I’m not trying to rain on the Halloween parade. Really. And I’m not such a stiff that I don’t participate. A few years ago, I was a lady vampire. Another year, I was a gypsy. And another year, a black cat. But when I see really ghastly images, I cringe.
I know I’m not the only one. You aren’t the only one. For us, real death changed Halloween from a playful parade of goblins and delightful, frightful surprises into painful reminders that death took our loved one. That bodies we hugged decay. That beloved spirits fly away.
A neighbor’s kids love to color skulls. One of their Halloween decorations is a skeleton. As I walk through the seasonal aisle at Walgreens, it’s those boney images that bug me the most. I was never a big fan, but now they remind me of death. Of real death. Despite the fact that as a crime reporter I visited murder scenes, death didn’t seem real to me until I saw my daddy’s body, lying in the hallway floor, covered in a white sheet. I dropped to my knees and put my hand on his chest. He was still warm. And then three years later, called by the aide, I rushed home.

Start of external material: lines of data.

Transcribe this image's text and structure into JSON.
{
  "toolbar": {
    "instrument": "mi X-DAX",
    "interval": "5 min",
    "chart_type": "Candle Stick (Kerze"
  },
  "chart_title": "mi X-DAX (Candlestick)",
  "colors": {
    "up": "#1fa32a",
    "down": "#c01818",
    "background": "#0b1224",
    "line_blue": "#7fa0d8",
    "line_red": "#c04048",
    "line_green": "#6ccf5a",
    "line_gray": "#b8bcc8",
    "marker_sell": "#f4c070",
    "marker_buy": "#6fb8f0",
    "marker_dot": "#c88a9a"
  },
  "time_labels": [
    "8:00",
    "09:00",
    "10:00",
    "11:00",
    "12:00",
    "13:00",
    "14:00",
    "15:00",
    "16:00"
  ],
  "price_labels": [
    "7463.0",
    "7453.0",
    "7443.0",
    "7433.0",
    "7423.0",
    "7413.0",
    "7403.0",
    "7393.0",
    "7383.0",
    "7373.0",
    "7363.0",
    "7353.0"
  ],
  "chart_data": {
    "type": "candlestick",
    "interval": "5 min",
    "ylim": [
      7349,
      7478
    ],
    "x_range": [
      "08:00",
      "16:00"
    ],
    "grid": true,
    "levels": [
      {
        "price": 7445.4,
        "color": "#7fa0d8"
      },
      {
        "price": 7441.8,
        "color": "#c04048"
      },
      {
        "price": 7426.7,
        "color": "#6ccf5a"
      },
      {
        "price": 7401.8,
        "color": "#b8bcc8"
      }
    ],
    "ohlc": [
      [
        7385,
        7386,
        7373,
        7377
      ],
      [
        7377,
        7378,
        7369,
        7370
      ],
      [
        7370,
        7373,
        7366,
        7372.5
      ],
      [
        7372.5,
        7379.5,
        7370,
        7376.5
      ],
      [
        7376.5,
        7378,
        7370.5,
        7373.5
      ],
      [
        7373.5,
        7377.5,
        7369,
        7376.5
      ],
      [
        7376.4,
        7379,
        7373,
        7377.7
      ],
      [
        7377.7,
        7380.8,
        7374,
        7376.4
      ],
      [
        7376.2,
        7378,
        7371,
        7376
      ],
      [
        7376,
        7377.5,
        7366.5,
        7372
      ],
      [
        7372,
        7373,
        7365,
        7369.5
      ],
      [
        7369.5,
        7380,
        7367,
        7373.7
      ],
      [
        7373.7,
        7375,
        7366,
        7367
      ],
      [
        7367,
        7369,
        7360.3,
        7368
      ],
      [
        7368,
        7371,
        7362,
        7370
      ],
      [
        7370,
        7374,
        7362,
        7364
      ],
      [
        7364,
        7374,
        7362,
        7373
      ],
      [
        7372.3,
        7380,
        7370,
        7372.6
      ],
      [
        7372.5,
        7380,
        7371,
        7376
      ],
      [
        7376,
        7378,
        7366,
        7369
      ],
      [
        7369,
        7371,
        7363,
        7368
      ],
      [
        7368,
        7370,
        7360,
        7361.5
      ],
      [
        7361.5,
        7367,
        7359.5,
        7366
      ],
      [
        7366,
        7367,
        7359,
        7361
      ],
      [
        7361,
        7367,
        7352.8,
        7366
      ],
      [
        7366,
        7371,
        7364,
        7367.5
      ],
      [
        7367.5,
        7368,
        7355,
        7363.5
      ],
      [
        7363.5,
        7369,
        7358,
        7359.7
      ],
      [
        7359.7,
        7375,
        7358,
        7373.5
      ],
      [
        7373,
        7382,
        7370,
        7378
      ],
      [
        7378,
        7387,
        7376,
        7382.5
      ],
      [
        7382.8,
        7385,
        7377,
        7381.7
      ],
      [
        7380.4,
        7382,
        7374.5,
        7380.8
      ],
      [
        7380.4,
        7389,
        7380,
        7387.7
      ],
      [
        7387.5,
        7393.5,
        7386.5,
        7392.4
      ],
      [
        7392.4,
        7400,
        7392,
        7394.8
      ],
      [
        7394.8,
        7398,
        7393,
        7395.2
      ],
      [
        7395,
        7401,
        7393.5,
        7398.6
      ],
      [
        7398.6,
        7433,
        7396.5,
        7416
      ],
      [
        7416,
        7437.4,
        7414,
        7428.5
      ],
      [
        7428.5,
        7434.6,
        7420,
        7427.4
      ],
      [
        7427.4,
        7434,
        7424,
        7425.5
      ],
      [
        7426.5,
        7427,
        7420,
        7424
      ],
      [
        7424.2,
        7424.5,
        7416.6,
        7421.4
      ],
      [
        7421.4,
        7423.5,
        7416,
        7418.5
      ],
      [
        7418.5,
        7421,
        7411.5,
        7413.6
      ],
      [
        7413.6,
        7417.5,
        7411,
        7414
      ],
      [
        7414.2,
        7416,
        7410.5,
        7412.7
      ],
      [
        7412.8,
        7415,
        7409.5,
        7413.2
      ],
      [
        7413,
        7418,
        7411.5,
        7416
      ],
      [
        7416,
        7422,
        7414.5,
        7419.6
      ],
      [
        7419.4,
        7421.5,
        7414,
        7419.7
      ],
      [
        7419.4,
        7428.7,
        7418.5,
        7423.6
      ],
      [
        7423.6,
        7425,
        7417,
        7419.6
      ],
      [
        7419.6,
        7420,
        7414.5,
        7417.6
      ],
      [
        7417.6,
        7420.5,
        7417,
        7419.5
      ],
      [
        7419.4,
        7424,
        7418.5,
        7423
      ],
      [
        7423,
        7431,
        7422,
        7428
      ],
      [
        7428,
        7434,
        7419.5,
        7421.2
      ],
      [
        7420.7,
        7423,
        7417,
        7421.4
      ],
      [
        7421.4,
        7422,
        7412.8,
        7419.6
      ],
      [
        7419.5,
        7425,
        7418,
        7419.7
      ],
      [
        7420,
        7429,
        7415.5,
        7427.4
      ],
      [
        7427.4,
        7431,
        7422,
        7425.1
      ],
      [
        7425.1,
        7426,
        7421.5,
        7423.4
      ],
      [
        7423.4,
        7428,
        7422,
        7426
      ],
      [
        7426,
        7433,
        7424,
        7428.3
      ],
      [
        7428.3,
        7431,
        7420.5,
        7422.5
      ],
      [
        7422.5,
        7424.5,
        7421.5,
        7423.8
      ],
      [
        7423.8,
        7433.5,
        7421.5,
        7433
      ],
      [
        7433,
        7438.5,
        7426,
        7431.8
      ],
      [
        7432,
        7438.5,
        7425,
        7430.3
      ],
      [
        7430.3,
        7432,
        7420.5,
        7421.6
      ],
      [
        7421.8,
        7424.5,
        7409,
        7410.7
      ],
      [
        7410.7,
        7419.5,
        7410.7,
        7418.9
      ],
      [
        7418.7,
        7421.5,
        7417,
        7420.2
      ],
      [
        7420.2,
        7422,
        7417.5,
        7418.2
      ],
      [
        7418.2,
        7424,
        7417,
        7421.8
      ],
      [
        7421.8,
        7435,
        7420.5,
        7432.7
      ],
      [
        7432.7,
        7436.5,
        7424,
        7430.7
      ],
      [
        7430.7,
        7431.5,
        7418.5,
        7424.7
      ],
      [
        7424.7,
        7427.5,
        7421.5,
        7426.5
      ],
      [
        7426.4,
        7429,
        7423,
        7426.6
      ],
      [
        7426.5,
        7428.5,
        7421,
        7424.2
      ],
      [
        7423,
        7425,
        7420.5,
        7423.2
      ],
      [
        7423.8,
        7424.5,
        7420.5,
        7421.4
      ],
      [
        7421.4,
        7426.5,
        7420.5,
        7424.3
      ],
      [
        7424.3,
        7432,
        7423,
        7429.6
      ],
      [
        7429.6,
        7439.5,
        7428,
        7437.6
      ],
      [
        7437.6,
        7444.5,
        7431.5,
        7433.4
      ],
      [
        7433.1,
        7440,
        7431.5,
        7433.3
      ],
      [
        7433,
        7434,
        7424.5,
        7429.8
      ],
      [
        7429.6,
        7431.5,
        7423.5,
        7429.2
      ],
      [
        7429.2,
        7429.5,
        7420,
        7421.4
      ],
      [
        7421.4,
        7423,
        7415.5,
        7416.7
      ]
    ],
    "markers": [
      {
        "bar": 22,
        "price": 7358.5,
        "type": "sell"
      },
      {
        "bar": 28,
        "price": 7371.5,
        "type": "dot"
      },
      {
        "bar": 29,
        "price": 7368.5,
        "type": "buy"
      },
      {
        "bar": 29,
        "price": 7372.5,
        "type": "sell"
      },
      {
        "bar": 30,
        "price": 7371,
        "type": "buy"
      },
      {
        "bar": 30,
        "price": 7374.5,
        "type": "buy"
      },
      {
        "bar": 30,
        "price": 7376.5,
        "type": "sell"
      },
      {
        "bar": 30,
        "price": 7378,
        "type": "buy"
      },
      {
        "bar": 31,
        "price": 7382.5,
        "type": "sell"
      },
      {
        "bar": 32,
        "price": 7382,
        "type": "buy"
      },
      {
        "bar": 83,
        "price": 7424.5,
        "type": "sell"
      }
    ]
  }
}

I checked my mother’s pulse. She was indeed dead. I sat by her lifeless body for a long time, and then I pulled the sheet over her head. I was afraid she might begin to look different, and I didn’t want to see that. I wanted to shield myself from real death.

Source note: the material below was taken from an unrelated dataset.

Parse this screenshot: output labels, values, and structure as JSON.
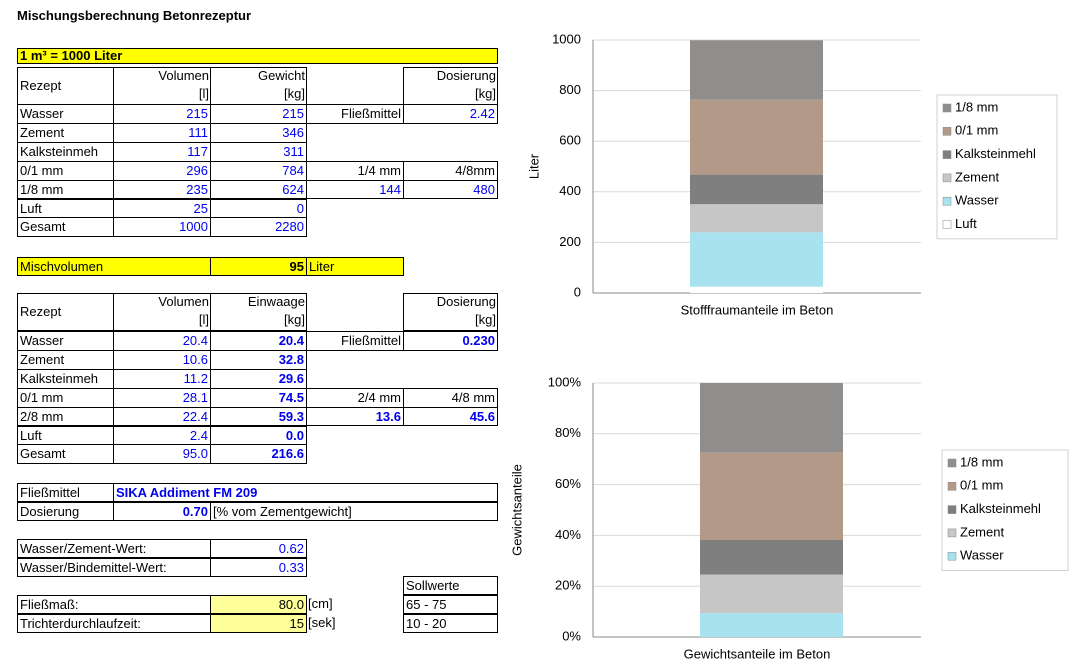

My brother and I used to join our neighbor’s Halloween hayride for the area kids. He’d ride us up to the cemetery, the one next door to my house that I avoided going near at night out of fear of what might come out at me. Well, unbeknownst to us, the neighbor’s grown-up son was in the trees. At the right moment, in a darkness illuminated by only the moon, the son jumped out and roared at us. We collectively screamed. Interestingly, that kind of fear has a fun quality to it.

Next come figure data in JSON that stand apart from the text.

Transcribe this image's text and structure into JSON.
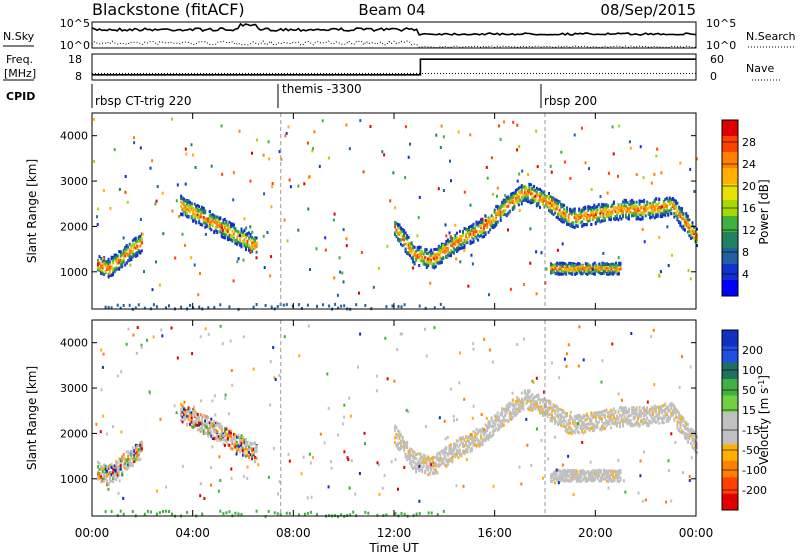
{
  "header": {
    "station": "Blackstone (fitACF)",
    "beam": "Beam 04",
    "date": "08/Sep/2015"
  },
  "nsky_panel": {
    "left_label": "N.Sky",
    "left_ticks": [
      "10^5",
      "10^0"
    ],
    "right_ticks": [
      "10^5",
      "10^0"
    ],
    "right_label": "N.Search"
  },
  "freq_panel": {
    "left_label_line1": "Freq.",
    "left_label_line2": "[MHz]",
    "left_ticks": [
      "18",
      "8"
    ],
    "right_ticks": [
      "60",
      "0"
    ],
    "right_label": "Nave",
    "freq_mhz_steps": [
      {
        "t0": 0,
        "t1": 13.05,
        "value": 10
      },
      {
        "t0": 13.05,
        "t1": 24,
        "value": 16
      }
    ],
    "nave_steps": [
      {
        "t0": 0,
        "t1": 24,
        "value": 15
      }
    ]
  },
  "cpid_panel": {
    "label": "CPID",
    "segments": [
      {
        "label": "rbsp CT-trig 220",
        "start_hr": 0
      },
      {
        "label": "themis -3300",
        "start_hr": 7.5
      },
      {
        "label": "rbsp 200",
        "start_hr": 18.0
      }
    ]
  },
  "power_panel": {
    "ylabel": "Slant Range [km]",
    "cbar_label": "Power [dB]",
    "cbar_ticks": [
      "28",
      "24",
      "20",
      "16",
      "12",
      "8",
      "4"
    ],
    "cbar_colors": [
      "#e00000",
      "#ff4000",
      "#ff8000",
      "#ffb000",
      "#e8e000",
      "#a8d800",
      "#40b040",
      "#208060",
      "#2060a0",
      "#1030d0",
      "#0000ff"
    ]
  },
  "velocity_panel": {
    "ylabel": "Slant Range [km]",
    "cbar_label": "Velocity [m s^-1]",
    "cbar_ticks": [
      "200",
      "100",
      "50",
      "15",
      "-15",
      "-50",
      "-100",
      "-200"
    ],
    "cbar_colors": [
      "#1030c0",
      "#2050e0",
      "#207060",
      "#40b040",
      "#70d040",
      "#c0c0c0",
      "#c0c0c0",
      "#ffb000",
      "#ff8000",
      "#ff4000",
      "#e00000"
    ]
  },
  "chart_data": {
    "type": "heatmap",
    "x_axis_label": "Time UT",
    "x_ticks": [
      "00:00",
      "04:00",
      "08:00",
      "12:00",
      "16:00",
      "20:00",
      "00:00"
    ],
    "x_range_hours": [
      0,
      24
    ],
    "y_ticks_km": [
      1000,
      2000,
      3000,
      4000
    ],
    "y_range_km": [
      180,
      4500
    ],
    "power_features": [
      {
        "name": "early band",
        "t": [
          0.2,
          0.6,
          1.0,
          1.5,
          2.0
        ],
        "range_km": [
          1200,
          1100,
          1250,
          1500,
          1700
        ]
      },
      {
        "name": "morning arc",
        "t": [
          3.5,
          4.5,
          5.5,
          6.5
        ],
        "range_km": [
          2500,
          2200,
          1900,
          1600
        ]
      },
      {
        "name": "main trace",
        "t": [
          12.0,
          12.8,
          13.5,
          14.5,
          15.5,
          16.5,
          17.2,
          18.0,
          19.0,
          20.0,
          21.0,
          22.0,
          23.0,
          24.0
        ],
        "range_km": [
          2000,
          1400,
          1300,
          1700,
          2000,
          2500,
          2800,
          2600,
          2200,
          2300,
          2400,
          2400,
          2500,
          1800
        ]
      },
      {
        "name": "late patch",
        "t": [
          18.2,
          19.0,
          20.0,
          21.0
        ],
        "range_km": [
          1100,
          1100,
          1100,
          1100
        ]
      }
    ]
  }
}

And that leads me to something real death also did to me. I’m not afraid of cemeteries anymore, especially the one where my parents are buried. They aren’t the haunts of ill-intentioned spirits. They’re the last real estate of real people who lived and loved and are loved and mourned.
Real death also intensified the memory of my mother twisting brown grocery bags into a stiff witch’s hat. She covered it in black corduroy, I wore it proudly and kept the hat for years in my keepsakes. I also relished the memory of the Halloween Mom dressed me in her red party dress for a costume contest. And of Dad taking us Halloween after Halloween from our far-out country home to the nearest town to go door-to-door for candy. From the car that he inched forward as we traveled across the yards, he watched over us.
Halloween will never be the same, but I won’t spoil it for the children in my life. I don’t tell them skulls and skeletons mean something horrible to me. I don’t impose my grief on them nor the impact of real death. Maybe someday they will ask, but until then, I don’t tell. Let the kids have their childhood. Let them be playfully frightened. Let them create happy memories.
Because someday, during a darker Halloween, their memories will take the bite out of real death. As mine do. I remember I was safe. That I was loved. And someday, they will remember, too.
Is there something about Halloween you avoid now? On the other side of the coin, what memory do you embrace about Halloween past?